Infinite Logging Space: Cloud computing makes it much easier to create highly granular logs that can later provide concrete proof of suspicious activities. Cloud computing should also make it easier and more convenient for datacenters to embrace logging. In the cloud, it's no longer necessary to compute logging disk space in advance, since storage is always available on an as-needed basis.

Flexible, Cheaper Security Testing: With cloud computing, it's easy to create the extra temporary resources needed to pilot a new security technique within an exact copy of your everyday production environment.


It seems that every cloud, even a virtual one, must have its dark side:

User Access: With data sent off-site, it's easier for unauthorized people to gain access to critical business data. That's why you must press the cloud provider to give you information on who it hires and exactly how it restricts data access.

Regulatory Compliance: Cloud computing makes regulatory compliance far more complex by placing the responsibility into the hands of an outside provider. This fact can make it difficult, perhaps even impossible, to ensure information integrity and overall security.

Data Location: With cloud computing, business data can be sent literally anywhere, perhaps even split among different locations around the world. This means that critical company information may reside in places with loose — or nonexistent — privacy laws, leaving a business vulnerable to data leakage.

Forensics Threat: Cloud computing's data dispersion can make it difficult — and sometimes impossible — to track unauthorized activity, despite careful logging.

Recovery: Unless a provider supplies a rock-solid guarantee, a business may find itself experiencing great difficulty recovering lost services and/or data.

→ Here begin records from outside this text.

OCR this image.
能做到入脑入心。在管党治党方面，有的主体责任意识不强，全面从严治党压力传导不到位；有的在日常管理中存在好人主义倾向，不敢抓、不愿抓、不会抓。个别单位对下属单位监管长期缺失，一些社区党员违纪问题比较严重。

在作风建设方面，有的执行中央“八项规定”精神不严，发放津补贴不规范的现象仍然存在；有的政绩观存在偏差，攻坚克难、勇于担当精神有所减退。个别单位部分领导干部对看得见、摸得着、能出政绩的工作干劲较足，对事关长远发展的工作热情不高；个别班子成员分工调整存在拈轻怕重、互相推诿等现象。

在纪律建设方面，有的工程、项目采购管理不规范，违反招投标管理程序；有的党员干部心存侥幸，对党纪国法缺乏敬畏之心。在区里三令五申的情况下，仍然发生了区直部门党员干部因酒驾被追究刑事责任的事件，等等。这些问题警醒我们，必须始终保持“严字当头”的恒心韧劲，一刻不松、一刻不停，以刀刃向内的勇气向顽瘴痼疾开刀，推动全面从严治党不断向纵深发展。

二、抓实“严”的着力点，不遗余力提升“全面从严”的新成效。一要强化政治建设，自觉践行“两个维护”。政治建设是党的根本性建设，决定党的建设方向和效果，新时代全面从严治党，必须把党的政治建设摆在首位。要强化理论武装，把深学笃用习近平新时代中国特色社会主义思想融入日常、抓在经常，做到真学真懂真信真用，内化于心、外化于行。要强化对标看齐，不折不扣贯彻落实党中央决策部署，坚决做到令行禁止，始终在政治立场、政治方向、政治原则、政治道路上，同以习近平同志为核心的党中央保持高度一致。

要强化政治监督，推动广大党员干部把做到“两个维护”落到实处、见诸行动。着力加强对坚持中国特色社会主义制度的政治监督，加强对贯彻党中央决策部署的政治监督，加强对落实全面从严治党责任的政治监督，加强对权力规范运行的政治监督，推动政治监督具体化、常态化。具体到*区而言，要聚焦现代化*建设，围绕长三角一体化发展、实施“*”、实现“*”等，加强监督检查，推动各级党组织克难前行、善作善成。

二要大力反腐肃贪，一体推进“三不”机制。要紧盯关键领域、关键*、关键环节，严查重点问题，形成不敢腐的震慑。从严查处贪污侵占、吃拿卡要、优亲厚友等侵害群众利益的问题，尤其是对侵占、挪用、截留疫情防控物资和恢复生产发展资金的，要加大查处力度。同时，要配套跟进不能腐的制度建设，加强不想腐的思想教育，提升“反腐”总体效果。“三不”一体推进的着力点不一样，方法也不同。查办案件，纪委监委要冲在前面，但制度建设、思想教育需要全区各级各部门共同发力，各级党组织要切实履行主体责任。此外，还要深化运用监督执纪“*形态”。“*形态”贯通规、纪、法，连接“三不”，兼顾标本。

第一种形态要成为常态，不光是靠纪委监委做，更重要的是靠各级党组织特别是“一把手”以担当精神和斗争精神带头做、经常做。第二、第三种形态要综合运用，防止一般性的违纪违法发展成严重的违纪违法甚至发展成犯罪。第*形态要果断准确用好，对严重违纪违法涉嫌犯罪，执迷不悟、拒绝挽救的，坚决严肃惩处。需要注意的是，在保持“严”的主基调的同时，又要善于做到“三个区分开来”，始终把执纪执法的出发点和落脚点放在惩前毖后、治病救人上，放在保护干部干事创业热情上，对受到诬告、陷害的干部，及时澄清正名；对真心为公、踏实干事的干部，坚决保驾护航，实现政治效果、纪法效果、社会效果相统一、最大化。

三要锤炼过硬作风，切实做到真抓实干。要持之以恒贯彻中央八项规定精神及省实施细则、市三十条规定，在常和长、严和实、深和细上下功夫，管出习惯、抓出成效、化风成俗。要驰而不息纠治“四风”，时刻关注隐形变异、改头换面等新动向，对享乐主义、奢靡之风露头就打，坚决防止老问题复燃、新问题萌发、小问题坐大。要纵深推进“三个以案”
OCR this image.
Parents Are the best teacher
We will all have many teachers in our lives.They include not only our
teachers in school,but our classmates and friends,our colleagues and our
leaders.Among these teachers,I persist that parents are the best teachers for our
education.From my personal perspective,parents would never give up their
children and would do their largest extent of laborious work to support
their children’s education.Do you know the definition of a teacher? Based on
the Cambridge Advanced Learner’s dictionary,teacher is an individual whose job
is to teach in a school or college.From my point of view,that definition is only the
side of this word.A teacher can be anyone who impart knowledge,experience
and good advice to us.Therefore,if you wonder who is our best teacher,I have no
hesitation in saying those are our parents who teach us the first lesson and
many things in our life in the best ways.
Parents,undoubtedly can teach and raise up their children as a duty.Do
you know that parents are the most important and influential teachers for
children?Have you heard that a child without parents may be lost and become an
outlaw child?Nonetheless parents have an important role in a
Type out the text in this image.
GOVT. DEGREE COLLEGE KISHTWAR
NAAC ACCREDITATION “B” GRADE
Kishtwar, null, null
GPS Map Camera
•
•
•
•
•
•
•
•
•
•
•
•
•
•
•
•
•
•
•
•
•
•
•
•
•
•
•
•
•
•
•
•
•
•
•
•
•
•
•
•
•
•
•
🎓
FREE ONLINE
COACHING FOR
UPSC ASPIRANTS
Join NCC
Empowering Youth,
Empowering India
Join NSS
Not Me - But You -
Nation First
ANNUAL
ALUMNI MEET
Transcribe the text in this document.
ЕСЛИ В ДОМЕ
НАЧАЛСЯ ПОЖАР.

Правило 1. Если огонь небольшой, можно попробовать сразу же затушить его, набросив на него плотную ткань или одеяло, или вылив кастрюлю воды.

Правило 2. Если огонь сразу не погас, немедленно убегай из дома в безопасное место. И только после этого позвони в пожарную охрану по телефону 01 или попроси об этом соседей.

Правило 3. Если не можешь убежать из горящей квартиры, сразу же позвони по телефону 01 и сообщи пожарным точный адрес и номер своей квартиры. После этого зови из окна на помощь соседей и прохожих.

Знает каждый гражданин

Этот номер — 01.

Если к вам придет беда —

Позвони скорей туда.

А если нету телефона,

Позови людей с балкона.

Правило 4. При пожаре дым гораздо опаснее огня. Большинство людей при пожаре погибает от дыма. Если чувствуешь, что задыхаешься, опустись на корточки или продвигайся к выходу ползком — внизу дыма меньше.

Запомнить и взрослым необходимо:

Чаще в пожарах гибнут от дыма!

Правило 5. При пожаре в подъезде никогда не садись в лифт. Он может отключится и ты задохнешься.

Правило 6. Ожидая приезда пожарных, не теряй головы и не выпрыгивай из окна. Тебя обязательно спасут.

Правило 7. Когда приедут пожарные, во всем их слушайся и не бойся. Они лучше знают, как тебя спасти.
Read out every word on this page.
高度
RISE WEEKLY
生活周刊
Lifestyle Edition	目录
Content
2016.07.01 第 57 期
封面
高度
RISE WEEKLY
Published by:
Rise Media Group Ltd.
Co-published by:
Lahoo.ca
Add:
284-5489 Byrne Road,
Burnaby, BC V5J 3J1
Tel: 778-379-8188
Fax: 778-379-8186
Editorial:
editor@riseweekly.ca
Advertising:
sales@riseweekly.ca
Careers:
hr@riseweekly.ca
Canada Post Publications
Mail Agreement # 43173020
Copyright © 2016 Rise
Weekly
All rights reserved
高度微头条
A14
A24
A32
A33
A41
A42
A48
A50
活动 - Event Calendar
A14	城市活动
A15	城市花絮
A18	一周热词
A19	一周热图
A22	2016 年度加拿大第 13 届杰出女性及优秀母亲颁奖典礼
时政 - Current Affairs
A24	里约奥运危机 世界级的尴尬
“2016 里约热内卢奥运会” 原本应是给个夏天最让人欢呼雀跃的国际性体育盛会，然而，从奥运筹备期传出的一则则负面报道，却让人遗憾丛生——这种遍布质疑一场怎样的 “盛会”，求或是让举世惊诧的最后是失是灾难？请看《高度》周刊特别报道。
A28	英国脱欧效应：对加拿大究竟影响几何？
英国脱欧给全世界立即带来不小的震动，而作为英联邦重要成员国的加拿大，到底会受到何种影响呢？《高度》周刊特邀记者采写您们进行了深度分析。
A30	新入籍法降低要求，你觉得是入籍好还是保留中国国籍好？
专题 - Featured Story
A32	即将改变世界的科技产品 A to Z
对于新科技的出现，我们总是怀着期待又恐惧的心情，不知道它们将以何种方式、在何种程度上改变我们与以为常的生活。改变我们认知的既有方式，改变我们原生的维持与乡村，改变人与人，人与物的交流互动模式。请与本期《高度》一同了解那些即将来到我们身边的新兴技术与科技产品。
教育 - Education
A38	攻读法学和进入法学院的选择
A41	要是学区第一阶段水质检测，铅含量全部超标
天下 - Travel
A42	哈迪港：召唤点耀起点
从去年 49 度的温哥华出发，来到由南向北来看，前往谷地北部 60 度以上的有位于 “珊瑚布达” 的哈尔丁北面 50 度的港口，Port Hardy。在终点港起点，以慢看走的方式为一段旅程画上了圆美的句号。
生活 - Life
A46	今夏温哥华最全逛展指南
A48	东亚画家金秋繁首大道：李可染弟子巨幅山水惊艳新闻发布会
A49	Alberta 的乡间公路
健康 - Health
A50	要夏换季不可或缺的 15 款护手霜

Provider Stability: Outsourcing data and other resources is generally a great idea. Yet, if a cloud provider suddenly folds up shop, it could essentially take your entire datacenter along with it.

The Bottom Line

Cloud security is both diffuse and evolving. Any business considering a move into the cloud needs to understand the approach's various security advantages and drawbacks. The next step should be to question individual providers on their security practices and guarantees and then judge how everything will fit into existing business protection strategies and policies.